Designed with the driving enthusiast in mind, the Eagle automotive brand looked to be a feather in Chrysler's cap after the corporation purchased American Motors Corporation in 1987. However, while Eagle did not survive the merger of Daimler-Chrysler in 1998, it had a successful pre-Chrysler run dating from 1970, when vehicles were sold under the corporate initials, AMC.
Battling the Big Three
Under the leadership of inaugural President and CEO George Mason, the AMC was viewed as one of the primary independent U.S. automakers that could merge with the rest of the country's independents to mount a singular challenge to the "Big Three" of General Motors, Ford and Chrysler. The 1953 merger between Nash and Hudson automakers that created AMC failed to unseat the Big Three during the 1953-54 Ford/GM price war, yet there was some room left for more independent voices.
A chain of alliances and mergers between AMC, Packard and Studebaker offered a glimmer of hope that independents might rise again, but once U.S. Studebaker production ended in 1964, the playing field was significantly smaller. By 1966, the roster of North American auto manufacturers included only the Big Three plus the independents AMC, Kaiser Jeep, International Harvester, Avanti and Checker.
AMC's 'anti-dinosaur' strategy
George Romney, who took the reins of AMC after the death of George Mason in 1954, saw a way to fight against the trend of ever-growing cars ("dinosaurs") being produced by the Big Three. Romney's two-pronged strategy for AMC garnered no small amount media attention. The strategic factors, which helped AMC develop a reputation for building solid economy cars, were as follows:
- Using shared components in AMC cars
- Refusing to go big like the Big Three
In addition to AMC's innovation with shared components, the company began to experiment with electric vehicles as early as 1959. The company announced a research project with the Sonotone Corporation that involved an electric car with a self-charging, nickel-cadmium battery that would have been lighter than the standard lead-acid battery.
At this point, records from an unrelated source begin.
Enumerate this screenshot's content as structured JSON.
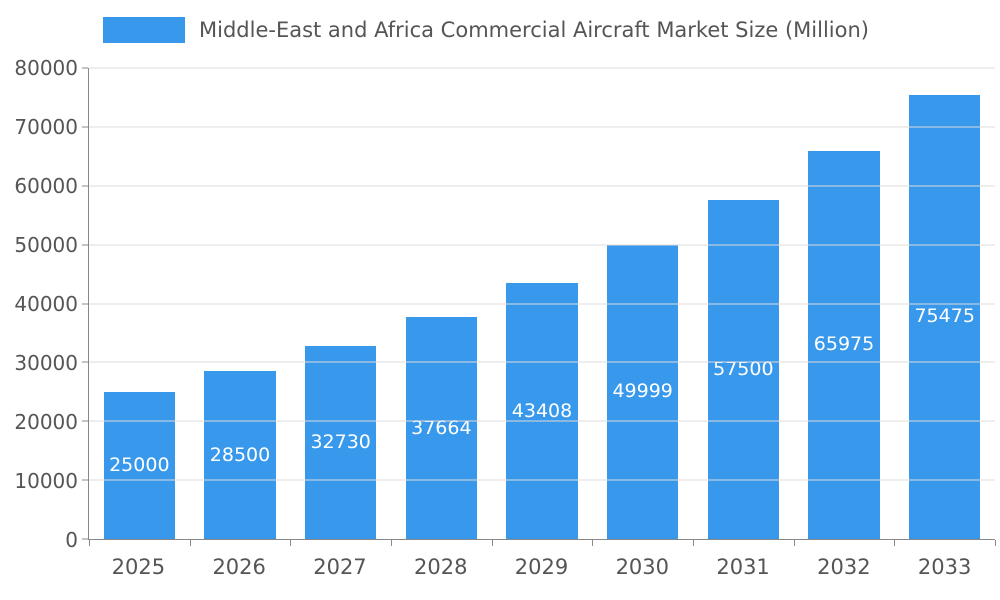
{
  "chart_data": {
    "type": "bar",
    "title": "Middle-East and Africa Commercial Aircraft Market Size (Million)",
    "categories": [
      "2025",
      "2026",
      "2027",
      "2028",
      "2029",
      "2030",
      "2031",
      "2032",
      "2033"
    ],
    "values": [
      25000,
      28500,
      32730,
      37664,
      43408,
      49999,
      57500,
      65975,
      75475
    ],
    "xlabel": "",
    "ylabel": "",
    "ylim": [
      0,
      80000
    ],
    "ytick_step": 10000,
    "grid": true,
    "legend_position": "top-left",
    "value_labels": "inside-center-white",
    "colors": {
      "bar": "#3898ec",
      "grid": "#dddddd",
      "axis": "#888888",
      "label": "#555555",
      "value_label": "#ffffff"
    }
  }
}
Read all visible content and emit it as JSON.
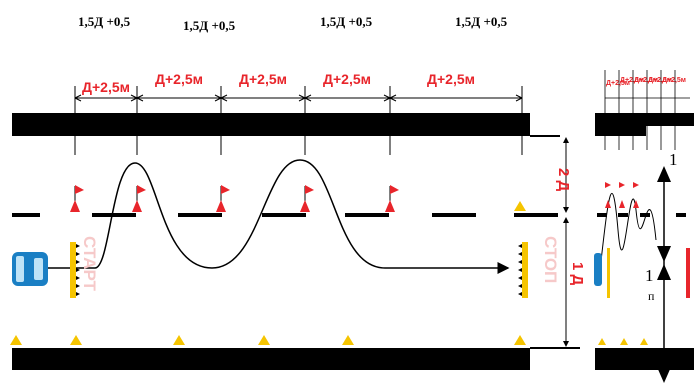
{
  "spacing_labels": [
    "1,5Д +0,5",
    "1,5Д +0,5",
    "1,5Д +0,5",
    "1,5Д +0,5"
  ],
  "segment_labels": [
    "Д+2,5м",
    "Д+2,5м",
    "Д+2,5м",
    "Д+2,5м",
    "Д+2,5м"
  ],
  "small_segment_label": "Д+2,5м",
  "start_label": "СТАРТ",
  "stop_label": "СТОП",
  "width_labels": {
    "upper": "2 Д",
    "lower": "1 Д"
  },
  "right_panel_numbers": [
    "1",
    "1"
  ],
  "right_panel_small_text": "п",
  "colors": {
    "road": "#000000",
    "dimension": "#e8252b",
    "flag": "#e8252b",
    "cone": "#f5c400",
    "car": "#1a7fc4",
    "faded_text": "#f6c9c9"
  }
}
The project did not come to fruition.
The Eagle lands for good
AMC leadership shifted several times over the ensuing years. By the later 1960s, the company focused on muscle cars for a younger demographic. On the innovation front, in 1968, AMC became the first U.S. automaker to make air conditioning standard equipment on all vehicles, something even luxury brands like Lincoln, Imperial and Cadillac couldn't match at the time.
From 1970, "AMC" was the name affixed to all American Motors passenger vehicles. By the early 1980s, however, branding became somewhat confused by the appearance of the American Eagle. Most of the automaker's models appeared in Chrysler-Plymouth, Dodge, and Mitsubishi dealerships under various names.
Financial difficulties at Chrysler in the late 1980s and the increasingly popularity of Jeep led to a slow phasing out of the AMC Eagle brand by 1999. The moderate success of the all-wheel-drive Eagle through the 1980s wasn't enough to counteract engineering issues and increasingly competitive marketplace conditions.